Lucky to be here

OUTSIDE THE SURGICAL theatre at Koidu hospital in Sierra Leone’s Kono district, Therisa Mye-Komara explains that until a few years ago surgeons would operate by torchlight in the evenings. Things are better now, says the surgical nurse. There is a generator to provide round-the-clock electricity, an oxygen machine to supply the anaesthetic equipment and an anaesthetist who can use the kit. “It is very rare for us to lose a patient on the table,” she says. But Ms Mye-Komara readily concedes that “we do not have the know-how” for many of the operations needed.

Nine in ten people living in developing countries do not have access to “safe and affordable” surgical care, according to a report in 2015 by the Lancet (see map). About 60% of operations round the globe are concentrated in countries with only 15% of the world’s population. In rich countries a rough rule of thumb suggests there will be about 5,000 operations per 100,000 people every year. But according to the African Surgical Outcomes Study, a survey of 25 African countries, the median rate on that continent is just 212 per 100,000.

Surgery may seem something of a luxury if funds are tight, but the consequences of not having access to it are profound. In 2010, 17m lives were lost from conditions needing surgical care, dwarfing those from HIV/AIDS (1.5m), TB (1.2m) and malaria (also 1.2m). Roughly one-third of the global disease burden measured by DALYs is from conditions requiring surgery.

Lack of emergency obstetric care is a case in point. The WHO estimates that 5% of births may require a caesarean section. But in a survey of east African countries back in 2005, less than 1% of women there had access to such treatment. Globally, 1bn women would not get the urgent care they would need in the event of complications with a pregnancy.

Surgery is also more likely than other forms of care to have severe financial consequences, says Anna Dare of the University of Toronto. An operation is often a matter of life or death, so there may be no time to put funds aside for it. Some 57% of operations in developing countries are for emergencies, compared with 25% in rich ones. A recent study in rural Bangladesh found that 10-22% of patients with acute surgical conditions, such as a post-delivery hysterectomy, ended up in poverty. For those with conditions that did not require surgery the figure was 3.4%.

Jim Yong Kim, now president of the World Bank, and Paul Farmer, the founder of Partners in Health, the American health charity, noted in 2008 that surgery is the “neglected stepchild” of global health. It remains neglected, for several reasons. One is an image problem, notes Justine Davies, one of the authors of the Lancet report: surgery is seen as an expensive luxury. Another is that because it is used to treat many different conditions, it holds less appeal for aid donors, who like to focus on specific diseases such as HIV/AIDS or malaria.

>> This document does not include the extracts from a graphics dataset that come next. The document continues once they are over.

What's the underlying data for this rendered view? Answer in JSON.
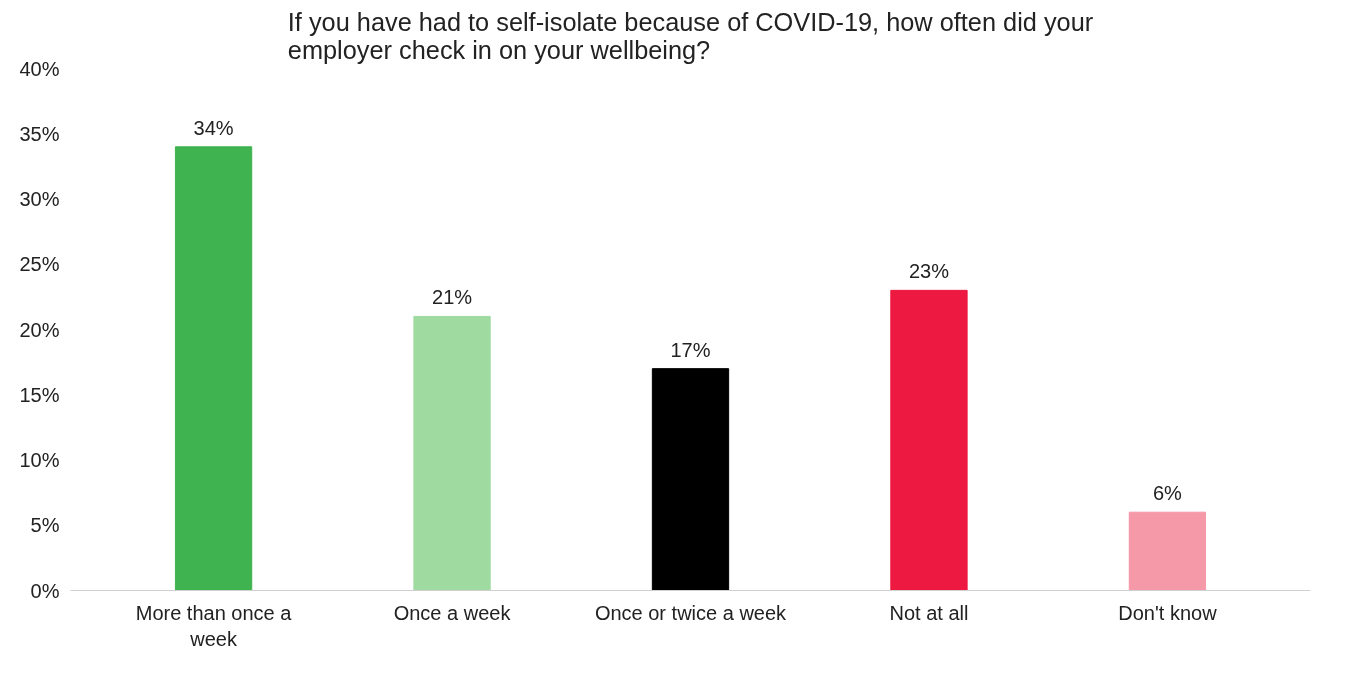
{
  "chart_data": {
    "type": "bar",
    "title": "If you have had to self-isolate because of COVID-19, how often did your employer check in on your wellbeing?",
    "categories": [
      "More than once a week",
      "Once a week",
      "Once or twice a week",
      "Not at all",
      "Don't know"
    ],
    "values": [
      34,
      21,
      17,
      23,
      6
    ],
    "colors": [
      "#3fb34f",
      "#9fdba0",
      "#000000",
      "#ed1941",
      "#f598a8"
    ],
    "value_labels": [
      "34%",
      "21%",
      "17%",
      "23%",
      "6%"
    ],
    "ylim": [
      0,
      40
    ],
    "yticks": [
      {
        "value": 0,
        "label": "0%"
      },
      {
        "value": 5,
        "label": "5%"
      },
      {
        "value": 10,
        "label": "10%"
      },
      {
        "value": 15,
        "label": "15%"
      },
      {
        "value": 20,
        "label": "20%"
      },
      {
        "value": 25,
        "label": "25%"
      },
      {
        "value": 30,
        "label": "30%"
      },
      {
        "value": 35,
        "label": "35%"
      },
      {
        "value": 40,
        "label": "40%"
      }
    ],
    "grid": false
  }
}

But as the DCP3 report by the University of Washington shows, surgery is an essential part of any universal-health-care scheme. The report identifies 44 essential procedures that, if widely available, could avert 1.5m deaths a year at a global cost of $3bn. Most of them can be carried out at smaller district hospitals. These “rank among the most cost-effective of all health interventions”. A caesarean section costs between $15 and $380 for every year of disability (DALY) averted, cataract surgery $50 and hernia repair between $10 and $100. Anti-retroviral treatment for HIV/AIDS costs $900 per DALY. Such metrics rely on debatable assumptions, but they do suggest that basic procedures can have large benefits at low cost.

More for less

The question is how poor countries can expand their surgical capacity. The 25 countries in the African Surgical Outcomes Study had an average of 0.7 surgeons, obstetricians and anaesthetists per 100,000 people, compared with a typical figure of more than 40 in the rich world. Over half the district hospitals in one study of eight African countries had no anaesthesia machine. Often the kit is donated, and few locals know how to fix it. One survey suggests that 40% of donated surgical equipment in poor countries is out of service.

Training more surgeons is clearly vital, but there are other ways to make surgery more accessible, such as getting it done by more junior staff. In a review of studies conducted in countries such as Malawi, Mozambique and Tanzania, clinical officers with about three years of training performed caesarean sections as safely as doctors did. Technology can help, too, such as the cheap pulse oximeters to measure blood-oxygen saturation developed by Lifebox, a charity.

Even more important, surgery needs to be a core part of the broader health system, or else referrals will be made too late, and primary-care clinics will not be able to keep an eye on patients after surgery. The African Surgical Outcomes Study found that the death rate following surgery across the continent was twice the global average. What happens after a patient leaves the operating table is as important as the surgery itself.